Este conflicto no es un hecho aislado, sino el reflejo de un abandono institucional sostenido. Can Clos es un enclave urbano construido en los años 70 y reformado a partir de los años 90 para acoger a familias realojadas tras el desmantelamiento de barracas. Desde entonces, el barrio ha vivido buena parte de su historia de espaldas a las inversiones municipales hasta la llegada del plan de barrios durante los mandatos de la exalcaldesa Ada Colau. No hay equipamientos dignos, apenas hay comercio de proximidad, y el transporte público es escaso. A pesar de ser un barrio cohesionado, trabajador y con una fuerte red vecinal, sus necesidades siguen sin ser atendidas.
El contraste con lo que ocurre en la montaña de Montjuïc es sangrante. Mientras el Ayuntamiento de Barcelona impulsa allí ferias, congresos y macroeventos, los barrios colindantes como Can Clos apenas reciben retorno alguno. De hecho, estos grandes eventos han agravado el aislamiento del vecindario, aumentando el tráfico, dificultando el acceso y acelerando procesos de especulación. Pero las inversiones sociales, los recursos comunitarios y los planes de convivencia siguen sin llegar después de dos años del actual consistorio.
A esta desconexión se suma la mala gestión de los recursos existentes. El IMHAB, encargado de gestionar buena parte de las viviendas del barrio, no ha actuado para evitar que se acumulen viviendas vacías durante largos periodos, sin mantenimiento ni vigilancia, facilitando su utilización irregular. Lejos de resolver el problema habitacional, esta inacción ha disparado la desconfianza en las instituciones y ha tensado aún más la convivencia.
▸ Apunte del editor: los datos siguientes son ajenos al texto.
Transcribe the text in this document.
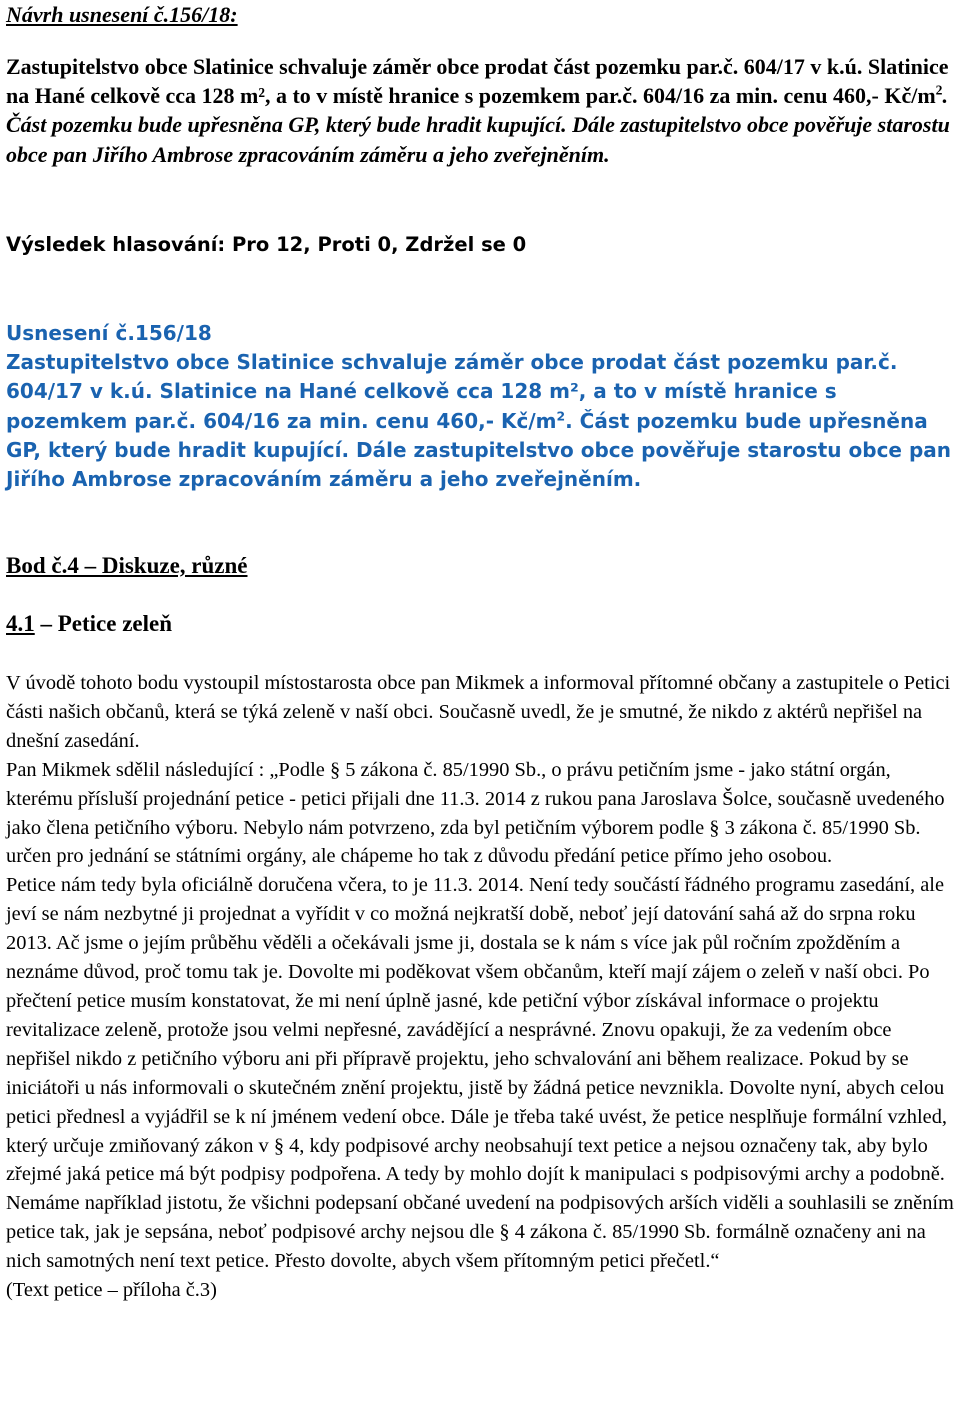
Návrh usnesení č.156/18:
Zastupitelstvo obce Slatinice schvaluje záměr obce prodat část pozemku par.č. 604/17 v k.ú. Slatinice na Hané celkově cca 128 m², a to v místě hranice s pozemkem par.č. 604/16 za min. cenu 460,- $Kč/m^2$. Část pozemku bude upřesněna GP, který bude hradit kupující. Dále zastupitelstvo obce pověřuje starostu obce pan Jiřího Ambrose zpracováním záměru a jeho zveřejněním.
Výsledek hlasování: Pro 12, Proti 0, Zdržel se 0
Usnesení č.156/18
Zastupitelstvo obce Slatinice schvaluje záměr obce prodat část pozemku par.č. 604/17 v k.ú. Slatinice na Hané celkově cca 128 m², a to v místě hranice s pozemkem par.č. 604/16 za min. cenu 460,- $Kč/m^2$. Část pozemku bude upřesněna GP, který bude hradit kupující. Dále zastupitelstvo obce pověřuje starostu obce pan Jiřího Ambrose zpracováním záměru a jeho zveřejněním.
Bod č.4 – Diskuze, různé
4.1 – Petice zeleň

V úvodě tohoto bodu vystoupil místostarosta obce pan Mikmek a informoval přítomné občany a zastupitele o Petici části našich občanů, která se týká zeleně v naší obci. Současně uvedl, že je smutné, že nikdo z aktérů nepřišel na dnešní zasedání.

Pan Mikmek sdělil následující : „Podle § 5 zákona č. 85/1990 Sb., o právu petičním jsme - jako státní orgán, kterému přísluší projednání petice - petici přijali dne 11.3. 2014 z rukou pana Jaroslava Šolce, současně uvedeného jako člena petičního výboru. Nebylo nám potvrzeno, zda byl petičním výborem podle § 3 zákona č. 85/1990 Sb. určen pro jednání se státními orgány, ale chápeme ho tak z důvodu předání petice přímo jeho osobou.

Petice nám tedy byla oficiálně doručena včera, to je 11.3. 2014. Není tedy součástí řádného programu zasedání, ale jeví se nám nezbytné ji projednat a vyřídit v co možná nejkratší době, neboť její datování sahá až do srpna roku 2013. Ač jsme o jejím průběhu věděli a očekávali jsme ji, dostala se k nám s více jak půl ročním zpožděním a neznáme důvod, proč tomu tak je. Dovolte mi poděkovat všem občanům, kteří mají zájem o zeleň v naší obci. Po přečtení petice musím konstatovat, že mi není úplně jasné, kde petiční výbor získával informace o projektu revitalizace zeleně, protože jsou velmi nepřesné, zavádějící a nesprávné. Znovu opakuji, že za vedením obce nepřišel nikdo z petičního výboru ani při přípravě projektu, jeho schvalování ani během realizace. Pokud by se iniciátoři u nás informovali o skutečném znění projektu, jistě by žádná petice nevznikla. Dovolte nyní, abych celou petici přednesl a vyjádřil se k ní jménem vedení obce. Dále je třeba také uvést, že petice nesplňuje formální vzhled, který určuje zmiňovaný zákon v § 4, kdy podpisové archy neobsahují text petice a nejsou označeny tak, aby bylo zřejmé jaká petice má být podpisy podpořena. A tedy by mohlo dojít k manipulaci s podpisovými archy a podobně. Nemáme například jistotu, že všichni podepsaní občané uvedení na podpisových arších viděli a souhlasili se zněním petice tak, jak je sepsána, neboť podpisové archy nejsou dle § 4 zákona č. 85/1990 Sb. formálně označeny ani na nich samotných není text petice. Přesto dovolte, abych všem přítomným petici přečetl.“

(Text petice – příloha č.3)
La situación se ha agravado cuando durante la tarde del martes 17, en una sesión informativa municipal en la sala Pepita Casanellas, en la que se encontraba la concejal del Distrito de Sants-Montjuïc, Raquel Gil, un buen número de vecinos y vecinas irrumpieron reclamando explicaciones, medidas e inversiones para Can Clos. La sesión tuvo que interrumpirse durante más de una hora hasta que los vecinos y vecinas arrancaron a la concejal del Distrito el compromiso de una reunión para abordar la problemática social del barrio y la lista de desagravios institucionales.
El resultado es un barrio atrapado entre la dejadez y la dignidad. Can Clos no es un territorio hostil, sino un barrio humildes donde las puertas se acostumbran a dejar abiertas en muchas ocasiones y la ropa a veces hasta se tiende en la calle si es necesario. Pero la falta de inversión, planificación y cuidado institucional lo empuja hacia el desgaste. La escena del lunes no es solo un desalojo: parece más bien el reflejo de un grito colectivo, de un vecindario que se niega a resignarse a vivir en el olvido.